The use of TLS was also in part driven by the Linux (the most popular platform for Numba use by far) having a fork(2, 3P) call that will do TLS propagation into child processes, see clone(2)‘s CLONE_SETTLS.

Thread ID

A private get_thread_id() function was added to each threading backend, which returns a unique ID for each thread. This can be accessed from Python by numba.np.ufunc.parallel._get_thread_id() (it can also be used inside a JIT compiled function). The thread ID function is useful for testing that the thread masking behavior is correct, but it should not be used outside of the tests. For example, one can call set_num_threads(4) and then collect all unique _get_thread_id()s in a parallel region to verify that only 4 threads are run.

Caveats

Some caveats to be aware of when testing thread masking:

The TBB backend may choose to schedule fewer than the given mask number of threads. Thus a test such as the one described above may return fewer than 4 unique threads.
The workqueue backend is not threadsafe, so attempts to do multithreading nested parallelism with it may result in deadlocks or other undefined behavior. The workqueue backend will raise a SIGABRT signal if it detects nested parallelism.
Certain backends may reuse the main thread for computation, but this behavior shouldn’t be relied upon (for instance, if propagating exceptions).

Use in Code Generation

The general pattern for using get_num_threads in code generation is

from llvmlite import ir as llvmir

get_num_threads = cgutils.get_or_insert_function(builder.module
    llvmir.FunctionType(llvmir.IntType(types.intp.bitwidth), []),
    name="get_num_threads")

num_threads = builder.call(get_num_threads, [])

with cgutils.if_unlikely(builder, builder.icmp_signed('<=', num_threads,
                                              num_threads.type(0))):
    cgutils.printf(builder, "num_threads: %d\n", num_threads)
    context.call_conv.return_user_exc(builder, RuntimeError,
                                              ("Invalid number of threads. "
                                               "This likely indicates a bug in Numba.",))

# Pass num_threads through to the appropriate backend function here

See the code in numba/parfors/parfor_lowering.py.

The guard against num_threads being <= 0 is not strictly necessary, but it can protect against accidentally incorrect behavior in case the thread masking logic contains a bug.

The num_threads variable should be passed through to the appropriate backend function, such as do_scheduling or parallel_for. If it’s used in some way other than passing it through to the backend function, the above considerations should be taken into account to ensure the use of the num_threads variable is safe. It would probably be better to keep such logic in the threading backends, rather than trying to do it in code generation.

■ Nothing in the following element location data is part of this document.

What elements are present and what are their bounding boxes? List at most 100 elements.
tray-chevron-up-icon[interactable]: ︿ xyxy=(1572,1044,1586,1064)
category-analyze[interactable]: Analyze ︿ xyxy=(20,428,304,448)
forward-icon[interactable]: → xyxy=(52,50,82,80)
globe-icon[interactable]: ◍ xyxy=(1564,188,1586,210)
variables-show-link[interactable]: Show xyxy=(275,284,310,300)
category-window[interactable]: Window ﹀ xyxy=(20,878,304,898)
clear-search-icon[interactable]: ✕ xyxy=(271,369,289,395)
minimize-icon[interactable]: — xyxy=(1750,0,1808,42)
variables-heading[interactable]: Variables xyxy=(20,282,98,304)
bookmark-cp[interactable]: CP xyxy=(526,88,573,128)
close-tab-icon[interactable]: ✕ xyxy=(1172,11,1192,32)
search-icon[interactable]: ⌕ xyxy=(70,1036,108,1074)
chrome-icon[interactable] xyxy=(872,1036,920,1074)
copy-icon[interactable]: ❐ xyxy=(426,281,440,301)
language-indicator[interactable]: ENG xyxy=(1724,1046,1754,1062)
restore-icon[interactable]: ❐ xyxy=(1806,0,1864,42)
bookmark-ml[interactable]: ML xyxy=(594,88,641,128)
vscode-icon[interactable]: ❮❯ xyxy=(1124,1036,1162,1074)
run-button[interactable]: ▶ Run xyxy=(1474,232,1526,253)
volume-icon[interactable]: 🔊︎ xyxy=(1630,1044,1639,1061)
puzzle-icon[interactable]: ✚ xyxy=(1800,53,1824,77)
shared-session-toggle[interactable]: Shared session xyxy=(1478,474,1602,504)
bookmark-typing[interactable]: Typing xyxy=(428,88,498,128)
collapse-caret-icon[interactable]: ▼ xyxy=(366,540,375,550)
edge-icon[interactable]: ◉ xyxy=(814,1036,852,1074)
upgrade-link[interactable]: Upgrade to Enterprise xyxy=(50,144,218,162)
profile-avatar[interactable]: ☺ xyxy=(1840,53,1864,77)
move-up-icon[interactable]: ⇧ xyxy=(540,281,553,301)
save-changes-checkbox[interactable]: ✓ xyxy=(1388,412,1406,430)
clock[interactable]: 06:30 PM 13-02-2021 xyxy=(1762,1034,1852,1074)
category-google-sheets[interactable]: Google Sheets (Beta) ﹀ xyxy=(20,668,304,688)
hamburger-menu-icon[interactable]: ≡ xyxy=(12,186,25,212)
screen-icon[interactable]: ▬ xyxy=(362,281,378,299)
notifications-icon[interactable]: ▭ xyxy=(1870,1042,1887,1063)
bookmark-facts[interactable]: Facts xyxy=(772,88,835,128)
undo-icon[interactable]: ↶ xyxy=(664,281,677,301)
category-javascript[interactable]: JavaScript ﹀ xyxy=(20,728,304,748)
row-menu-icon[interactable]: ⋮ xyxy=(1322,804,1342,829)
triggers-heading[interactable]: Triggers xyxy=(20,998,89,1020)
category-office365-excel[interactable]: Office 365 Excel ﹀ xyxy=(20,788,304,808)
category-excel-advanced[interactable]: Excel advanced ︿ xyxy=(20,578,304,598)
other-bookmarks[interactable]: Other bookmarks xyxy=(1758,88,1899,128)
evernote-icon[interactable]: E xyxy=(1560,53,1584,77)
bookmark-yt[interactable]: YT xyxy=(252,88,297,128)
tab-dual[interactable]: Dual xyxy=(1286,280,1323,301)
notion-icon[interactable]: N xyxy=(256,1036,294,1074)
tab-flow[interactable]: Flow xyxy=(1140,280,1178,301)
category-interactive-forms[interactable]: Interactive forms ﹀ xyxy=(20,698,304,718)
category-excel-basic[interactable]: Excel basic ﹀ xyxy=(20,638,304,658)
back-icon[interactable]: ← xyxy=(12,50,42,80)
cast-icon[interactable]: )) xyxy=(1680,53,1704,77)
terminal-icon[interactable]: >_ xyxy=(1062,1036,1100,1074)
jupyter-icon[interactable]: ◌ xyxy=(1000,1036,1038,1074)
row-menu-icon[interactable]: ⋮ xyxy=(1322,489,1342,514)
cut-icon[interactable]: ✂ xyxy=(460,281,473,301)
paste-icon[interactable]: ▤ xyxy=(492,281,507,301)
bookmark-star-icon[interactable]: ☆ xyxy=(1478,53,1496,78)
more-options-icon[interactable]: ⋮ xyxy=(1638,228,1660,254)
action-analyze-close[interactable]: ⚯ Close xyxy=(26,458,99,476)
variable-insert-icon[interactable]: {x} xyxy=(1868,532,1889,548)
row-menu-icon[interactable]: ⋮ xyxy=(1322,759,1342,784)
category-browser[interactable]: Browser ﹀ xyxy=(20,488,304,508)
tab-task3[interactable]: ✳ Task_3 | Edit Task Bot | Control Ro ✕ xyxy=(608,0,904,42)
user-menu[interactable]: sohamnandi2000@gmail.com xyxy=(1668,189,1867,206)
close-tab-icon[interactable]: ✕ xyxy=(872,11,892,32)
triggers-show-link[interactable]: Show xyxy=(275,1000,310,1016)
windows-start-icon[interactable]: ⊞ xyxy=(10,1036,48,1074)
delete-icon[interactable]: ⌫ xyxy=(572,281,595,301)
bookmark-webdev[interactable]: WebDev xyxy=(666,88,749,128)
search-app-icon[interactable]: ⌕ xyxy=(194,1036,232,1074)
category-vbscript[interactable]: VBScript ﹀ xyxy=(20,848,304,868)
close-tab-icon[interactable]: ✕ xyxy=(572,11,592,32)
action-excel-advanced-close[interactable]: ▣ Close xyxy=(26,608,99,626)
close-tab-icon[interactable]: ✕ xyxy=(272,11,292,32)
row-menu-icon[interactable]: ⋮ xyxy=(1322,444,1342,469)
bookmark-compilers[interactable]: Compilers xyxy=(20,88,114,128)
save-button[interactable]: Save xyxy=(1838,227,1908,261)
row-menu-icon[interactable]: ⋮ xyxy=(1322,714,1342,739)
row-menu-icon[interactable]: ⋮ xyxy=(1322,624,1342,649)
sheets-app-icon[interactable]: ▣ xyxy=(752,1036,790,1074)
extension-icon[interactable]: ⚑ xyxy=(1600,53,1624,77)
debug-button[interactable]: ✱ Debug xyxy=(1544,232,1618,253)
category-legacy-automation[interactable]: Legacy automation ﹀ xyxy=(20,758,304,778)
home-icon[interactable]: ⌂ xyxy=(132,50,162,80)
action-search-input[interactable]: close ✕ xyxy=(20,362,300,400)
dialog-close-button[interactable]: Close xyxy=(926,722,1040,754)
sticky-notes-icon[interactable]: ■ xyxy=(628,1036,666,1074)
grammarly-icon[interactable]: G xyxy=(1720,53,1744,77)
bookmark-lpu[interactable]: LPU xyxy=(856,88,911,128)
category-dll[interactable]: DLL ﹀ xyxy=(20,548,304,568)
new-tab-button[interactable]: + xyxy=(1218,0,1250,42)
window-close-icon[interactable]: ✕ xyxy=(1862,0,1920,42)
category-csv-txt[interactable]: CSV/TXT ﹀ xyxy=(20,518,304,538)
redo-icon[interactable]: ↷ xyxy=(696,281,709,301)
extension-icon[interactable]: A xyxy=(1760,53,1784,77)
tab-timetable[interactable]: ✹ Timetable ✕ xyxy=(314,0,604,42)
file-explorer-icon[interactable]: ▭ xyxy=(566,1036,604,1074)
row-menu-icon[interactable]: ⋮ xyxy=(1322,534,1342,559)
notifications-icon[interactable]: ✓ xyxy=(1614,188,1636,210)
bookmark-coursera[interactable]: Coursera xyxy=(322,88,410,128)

Parallel Chunksize Details

There are some cases in which the actual parallel work chunk sizes may differ from the requested chunk size that is requested through numba.set_parallel_chunksize(). First, if the number of required chunks based on the specified chunk size is less than the number of configured threads then Numba will use all of the configured threads to execute the parallel region. In this case, the actual chunk size will be less than the requested chunk size. Second, due to truncation, in cases where the iteration count is slightly less than a multiple of the chunk size (e.g., 14 iterations and a specified chunk size of 5), the actual chunk size will be larger than the specified chunk size. As in the given example, the number of chunks would be 2 and the actual chunk size would be 7 (i.e. 14 / 2). Lastly, since Numba divides an N-dimensional iteration space into N-dimensional (hyper)rectangular chunks, it may be the case there are not N integer factors whose product is equal to the chunk size. In this case, some chunks will have an area/volume larger than the chunk size whereas others will be less than the specified chunk size.